19 Das Volk aber kam am zehnten des ersten Monats aus dem Jordan herauf und lagerte sich am Gilgal am östlichen Ende des Gebiets von Jericho.
Op de tiende dag van de eerste maand trok het volk van de Jordaan weg, en sloeg zijn legerplaats te Gilgal op, aan de oostelijke grens van Jericho.
20 Jene zwölf Steine aber, die sie aus dem Jordan genommen hatten richtete Josua im Gilgal auf
De twaalf stenen, die men uit de Jordaan had meegenomen, liet Josuë nu te Gilgal oprichten,
21 und sprach zu den Israeliten also: Wenn eure Söhne künftig ihre Väter fragen und sprechen: Was bedeuten diese Steine?

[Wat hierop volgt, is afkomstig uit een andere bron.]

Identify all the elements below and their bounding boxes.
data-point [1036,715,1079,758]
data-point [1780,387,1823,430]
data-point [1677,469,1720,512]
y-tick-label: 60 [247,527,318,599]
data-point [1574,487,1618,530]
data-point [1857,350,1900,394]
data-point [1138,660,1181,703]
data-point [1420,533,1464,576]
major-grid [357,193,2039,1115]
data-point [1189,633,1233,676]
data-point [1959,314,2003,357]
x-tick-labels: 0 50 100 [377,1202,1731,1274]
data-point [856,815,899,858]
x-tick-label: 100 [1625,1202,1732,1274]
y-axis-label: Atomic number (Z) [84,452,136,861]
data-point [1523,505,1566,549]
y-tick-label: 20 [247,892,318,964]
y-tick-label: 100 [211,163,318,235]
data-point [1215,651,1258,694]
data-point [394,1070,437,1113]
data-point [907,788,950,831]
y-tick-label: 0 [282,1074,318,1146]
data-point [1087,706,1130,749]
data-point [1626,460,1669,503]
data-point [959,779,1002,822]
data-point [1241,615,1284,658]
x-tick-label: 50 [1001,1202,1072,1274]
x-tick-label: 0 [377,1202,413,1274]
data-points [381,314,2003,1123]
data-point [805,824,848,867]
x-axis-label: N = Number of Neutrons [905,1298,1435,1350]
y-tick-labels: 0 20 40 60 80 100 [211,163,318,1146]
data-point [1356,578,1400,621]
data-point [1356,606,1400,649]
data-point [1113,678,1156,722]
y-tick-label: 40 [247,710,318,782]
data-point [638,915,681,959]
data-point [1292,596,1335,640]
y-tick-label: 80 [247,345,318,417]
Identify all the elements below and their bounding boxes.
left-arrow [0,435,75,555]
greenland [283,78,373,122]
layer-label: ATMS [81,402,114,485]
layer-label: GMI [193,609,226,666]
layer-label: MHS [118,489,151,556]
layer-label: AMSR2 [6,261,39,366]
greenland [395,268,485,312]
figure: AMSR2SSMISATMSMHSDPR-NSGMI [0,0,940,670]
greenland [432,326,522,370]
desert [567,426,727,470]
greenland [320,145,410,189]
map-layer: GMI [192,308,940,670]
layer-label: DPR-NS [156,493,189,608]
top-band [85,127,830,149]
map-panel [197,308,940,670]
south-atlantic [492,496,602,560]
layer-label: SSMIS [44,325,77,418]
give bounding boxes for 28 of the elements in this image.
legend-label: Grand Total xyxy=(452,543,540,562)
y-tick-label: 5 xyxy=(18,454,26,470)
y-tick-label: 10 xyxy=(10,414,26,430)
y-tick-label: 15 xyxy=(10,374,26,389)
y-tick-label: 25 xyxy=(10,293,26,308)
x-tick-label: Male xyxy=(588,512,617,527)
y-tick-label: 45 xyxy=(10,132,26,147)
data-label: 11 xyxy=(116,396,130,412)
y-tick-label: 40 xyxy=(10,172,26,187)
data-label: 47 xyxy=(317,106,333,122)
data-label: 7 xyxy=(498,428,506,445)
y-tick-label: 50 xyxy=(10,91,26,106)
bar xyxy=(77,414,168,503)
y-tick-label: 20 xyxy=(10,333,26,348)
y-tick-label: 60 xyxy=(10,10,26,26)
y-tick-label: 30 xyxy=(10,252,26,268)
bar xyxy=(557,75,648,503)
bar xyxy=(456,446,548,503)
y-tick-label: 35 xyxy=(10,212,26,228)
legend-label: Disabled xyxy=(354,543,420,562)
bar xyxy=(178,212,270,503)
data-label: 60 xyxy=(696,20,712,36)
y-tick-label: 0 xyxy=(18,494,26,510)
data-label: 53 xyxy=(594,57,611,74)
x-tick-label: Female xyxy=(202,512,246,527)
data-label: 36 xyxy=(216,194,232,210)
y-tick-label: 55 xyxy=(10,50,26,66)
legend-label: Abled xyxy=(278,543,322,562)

terwijl hij tot de Israëlieten sprak: Als later uw zonen aan hun vaders vragen: "Wat hebben deze stenen te beduiden?"
22 so sollt ihr es euren Söhnen zu wissen thun: Trockenen Fußes haben die Israeliten den Jordan hier überschritten,
moet ge uw zonen vertellen: "Droogvoets trok Israël hier over de Jordaan!"
23 indem Jahwe, euer Gott, das Wasser des Jordan vor euch vertrocknen ließ, bis ihr hinübergezogen wart, ebenso wie Jahwe, euer Gott, mit dem Schilfmeere that, das er vor uns vertrocknen ließ, bis wir durchgezogen waren,
Want Jahweh, uw God, heeft het water van de Jordaan voor u doen opdrogen, totdat ge er over waart, zoals Jahweh, uw God, met de Rode Zee heeft gedaan, die Hij voor ons heeft drooggelegd, totdat wij er over waren:
24 damit alle Völker der Erde erkennen sollten, daß die Macht Jahwes gewaltig ist, damit ihr Jahwe, euren Gott, fürchtet, solange ihr lebt.
opdat alle volken der aarde zouden weten, dat de hand van Jahweh machtig is, en gij Jahweh, uw God, voor altijd zoudt vrezen!